The government is due to decide in the next few weeks whether to seek a successful conclusion of the negotiations or whether no acceptable deal can be struck. Balzaretti did not exclude the latter option but warned that it was an illusion to believe that Switzerland could go it alone.
Insistence and impatience
In his speech, Matthiessen reiterated that the reform of the Swiss eight-day notice rule is fundamental for the EU.
He said Brussels didn’t want to undermine workers’ salary levels in Switzerland, but it could not tolerate any discrimination of EU companies.
He added that a window of opportunity to solve outstanding issues would close before the end of the year, as elections are due both in Switzerland and the EU next year. In addition, Brussels is likely to prioritise Britain’s planned exit from the EU on March 29.
“Switzerland has been a privileged partner of the EU, getting access to the common market despite rejecting the European Economic Area treaty,” he said.
In the wake of the 1992 vote, Brussels and Switzerland agreed two series of agreements on trade, transport, labour, security and asylum, creating an unwieldy system of more than 120 separate bilateral treaties over the decades.
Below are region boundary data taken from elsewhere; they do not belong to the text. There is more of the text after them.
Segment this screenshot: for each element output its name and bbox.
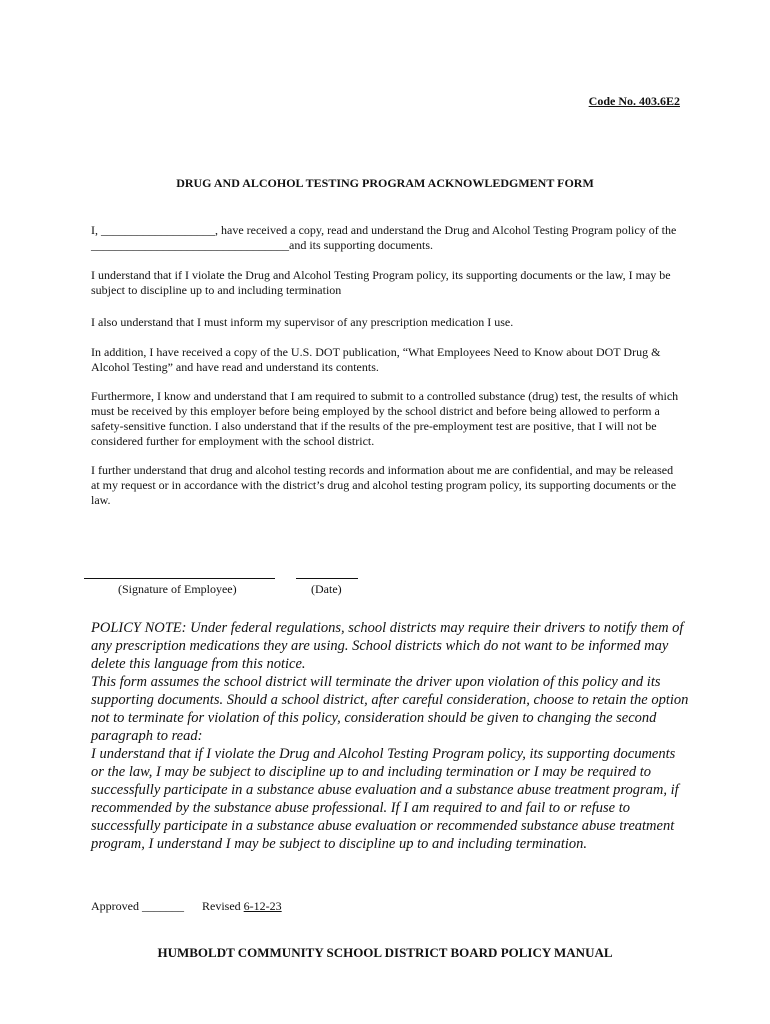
policy-note-alternative-paragraph: I understand that if I violate the Drug and Alcohol Testing Program policy, its supporting documents or the law, I may be subject to discipline up to and including termination or I may be required to successfully participate in a substance abuse evaluation and a substance abuse treatment program, if recommended by the substance abuse professional. If I am required to and fail to or refuse to successfully participate in a substance abuse evaluation or recommended substance abuse treatment program, I understand I may be subject to discipline up to and including termination.	[91, 746, 679, 852]
employee-signature-caption: (Signature of Employee)	[118, 582, 237, 596]
policy-note	[91, 619, 691, 853]
date-caption: (Date)	[311, 582, 342, 596]
approved-label: Approved _______	[91, 899, 184, 913]
employee-signature-line[interactable]	[84, 578, 275, 579]
confidentiality-paragraph: I further understand that drug and alcohol testing records and information about me are confidential, and may be released at my request or in accordance with the district’s drug and alcohol testing program policy, its supporting documents or the law.	[91, 463, 677, 507]
acknowledgment-paragraph: I, ___________________, have received a copy, read and understand the Drug and Alcohol Testing Program policy of the _________________________________and its supporting documents.	[91, 223, 677, 252]
code-number: Code No. 403.6E2	[588, 94, 680, 108]
policy-manual-title: HUMBOLDT COMMUNITY SCHOOL DISTRICT BOARD POLICY MANUAL	[157, 945, 613, 960]
approval-line	[91, 899, 282, 914]
drug-test-paragraph: Furthermore, I know and understand that I am required to submit to a controlled substance (drug) test, the results of which must be received by this employer before being employed by the school district and before being allowed to perform a safety-sensitive function. I also understand that if the results of the pre-employment test are positive, that I will not be considered further for employment with the school district.	[91, 389, 679, 448]
revised-label: Revised	[202, 899, 244, 913]
prescription-paragraph: I also understand that I must inform my supervisor of any prescription medication I use.	[91, 315, 514, 329]
policy-note-intro: POLICY NOTE: Under federal regulations, school districts may require their drivers to notify them of any prescription medications they are using. School districts which do not want to be informed may delete this language from this notice.	[91, 620, 684, 672]
form-title: DRUG AND ALCOHOL TESTING PROGRAM ACKNOWLEDGMENT FORM	[176, 176, 594, 190]
policy-note-assumption: This form assumes the school district will terminate the driver upon violation of this policy and its supporting documents. Should a school district, after careful consideration, choose to retain the option not to terminate for violation of this policy, consideration should be given to changing the second paragraph to read:	[91, 674, 689, 744]
violation-paragraph: I understand that if I violate the Drug and Alcohol Testing Program policy, its supporting documents or the law, I may be subject to discipline up to and including termination	[91, 268, 671, 297]
dot-publication-paragraph: In addition, I have received a copy of the U.S. DOT publication, “What Employees Need to Know about DOT Drug & Alcohol Testing” and have read and understand its contents.	[91, 345, 661, 374]
revised-date: 6-12-23	[243, 899, 282, 913]
date-line[interactable]	[296, 578, 358, 579]
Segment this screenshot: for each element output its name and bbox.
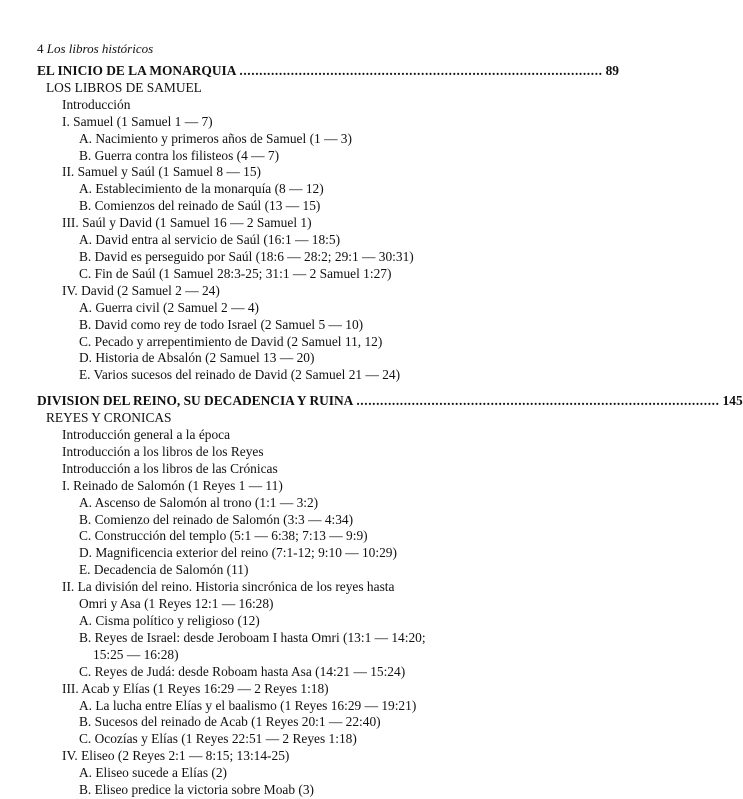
part-heading-division bbox=[37, 393, 743, 410]
subsection-entry: B. David es perseguido por Saúl (18:6 — 28:2; 29:1 — 30:31) bbox=[79, 248, 414, 264]
subsection-entry: B. Eliseo predice la victoria sobre Moab (3) bbox=[79, 782, 315, 798]
subsection-entry: C. Fin de Saúl (1 Samuel 28:3-25; 31:1 — 2 Samuel 1:27) bbox=[79, 265, 392, 281]
subsection-entry: A. Eliseo sucede a Elías (2) bbox=[79, 765, 227, 781]
dot-leader: ............................................................................................ bbox=[239, 63, 603, 78]
subsection-entry: A. Establecimiento de la monarquía (8 — 12) bbox=[79, 181, 324, 197]
section-heading: IV. David (2 Samuel 2 — 24) bbox=[62, 282, 220, 298]
subsection-entry-continued: 15:25 — 16:28) bbox=[93, 646, 179, 662]
subsection-entry: C. Reyes de Judá: desde Roboam hasta Asa (14:21 — 15:24) bbox=[79, 663, 406, 679]
running-head-title: Los libros históricos bbox=[46, 41, 154, 56]
subsection-entry: A. Nacimiento y primeros años de Samuel (1 — 3) bbox=[79, 130, 352, 146]
section-heading: II. La división del reino. Historia sincrónica de los reyes hasta bbox=[62, 579, 395, 595]
subsection-entry: E. Varios sucesos del reinado de David (2 Samuel 21 — 24) bbox=[79, 367, 401, 383]
subsection-entry: A. Guerra civil (2 Samuel 2 — 4) bbox=[79, 299, 259, 315]
table-of-contents bbox=[37, 63, 743, 799]
section-heading: III. Acab y Elías (1 Reyes 16:29 — 2 Reyes 1:18) bbox=[62, 680, 329, 696]
subsection-entry: C. Construcción del templo (5:1 — 6:38; 7:13 — 9:9) bbox=[79, 528, 368, 544]
intro-entry: Introducción a los libros de las Crónicas bbox=[62, 460, 278, 476]
subsection-entry: A. Ascenso de Salomón al trono (1:1 — 3:2) bbox=[79, 494, 319, 510]
subsection-entry: C. Ocozías y Elías (1 Reyes 22:51 — 2 Reyes 1:18) bbox=[79, 731, 357, 747]
book-heading: REYES Y CRONICAS bbox=[46, 410, 172, 426]
section-heading-continued: Omri y Asa (1 Reyes 12:1 — 16:28) bbox=[79, 596, 274, 612]
section-heading: I. Reinado de Salomón (1 Reyes 1 — 11) bbox=[62, 477, 283, 493]
part-title: EL INICIO DE LA MONARQUIA bbox=[37, 63, 237, 78]
part-heading-monarquia bbox=[37, 63, 619, 80]
subsection-entry: D. Magnificencia exterior del reino (7:1-12; 9:10 — 10:29) bbox=[79, 545, 397, 561]
subsection-entry: D. Historia de Absalón (2 Samuel 13 — 20) bbox=[79, 350, 315, 366]
subsection-entry: B. Comienzos del reinado de Saúl (13 — 15) bbox=[79, 198, 321, 214]
part-title: DIVISION DEL REINO, SU DECADENCIA Y RUINA bbox=[37, 393, 354, 409]
section-heading: I. Samuel (1 Samuel 1 — 7) bbox=[62, 113, 213, 129]
section-heading: II. Samuel y Saúl (1 Samuel 8 — 15) bbox=[62, 164, 261, 180]
subsection-entry: E. Decadencia de Salomón (11) bbox=[79, 562, 249, 578]
section-heading: III. Saúl y David (1 Samuel 16 — 2 Samuel 1) bbox=[62, 215, 312, 231]
subsection-entry: B. David como rey de todo Israel (2 Samuel 5 — 10) bbox=[79, 316, 364, 332]
section-heading: IV. Eliseo (2 Reyes 2:1 — 8:15; 13:14-25) bbox=[62, 748, 290, 764]
subsection-entry: A. Cisma político y religioso (12) bbox=[79, 613, 260, 628]
intro-entry: Introducción general a la época bbox=[62, 427, 231, 443]
subsection-entry: B. Reyes de Israel: desde Jeroboam I hasta Omri (13:1 — 14:20; bbox=[79, 629, 426, 645]
page-number: 4 bbox=[37, 41, 44, 56]
intro-entry: Introducción a los libros de los Reyes bbox=[62, 443, 264, 459]
running-head bbox=[37, 41, 153, 57]
subsection-entry: A. David entra al servicio de Saúl (16:1 — 18:5) bbox=[79, 232, 341, 248]
part-page-number: 89 bbox=[605, 63, 619, 78]
subsection-entry: B. Comienzo del reinado de Salomón (3:3 — 4:34) bbox=[79, 511, 354, 527]
subsection-entry: C. Pecado y arrepentimiento de David (2 Samuel 11, 12) bbox=[79, 333, 383, 349]
subsection-entry: B. Guerra contra los filisteos (4 — 7) bbox=[79, 147, 280, 163]
intro-entry: Introducción bbox=[62, 96, 131, 112]
book-heading: LOS LIBROS DE SAMUEL bbox=[46, 79, 202, 95]
dot-leader: ............................................................................................ bbox=[356, 393, 720, 409]
subsection-entry: A. La lucha entre Elías y el baalismo (1 Reyes 16:29 — 19:21) bbox=[79, 697, 417, 713]
subsection-entry: B. Sucesos del reinado de Acab (1 Reyes 20:1 — 22:40) bbox=[79, 714, 381, 730]
part-page-number: 145 bbox=[722, 393, 743, 409]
Matthiessen said he believed that the EU would no longer offer such tailor-made solutions to Switzerland if it could go back in time. Indirectly he appeared to indicate that Brussels is gradually losing its patience and that Switzerland can’t count on a special treatment if it is not willing to compromise.
Swiss expats in Europe
About 62% of the expatriate Swiss community live in Europe, according to official statistics, notably in neighbouring France, Germany, Italy and Austria. In total there are currently 750,000 Swiss living around the world.
Some 1.4 million EU citizens live in Switzerland and Swiss companies rely on the 320,000 cross-border workers from EU countries.
53% of Swiss exports go to the EU market, while Swiss imports from the EU make up 71%.
The theme of this year’s Congress of the Organisation of the Swiss Abroad (OSA) was: Switzerland without Europe – Europe without Switzerland.
“Relations between Switzerland and Europe are much more than just a European issue. There is a global dimension not only for the consequences for Switzerland but also for the economic as well as for domestic and foreign policy,” said OSA directors Ariane Rustichelli and Sarah Mastantuoni.
Ahead of the two-day congress, delegates of the Council of the Swiss Abroad met for a regular session.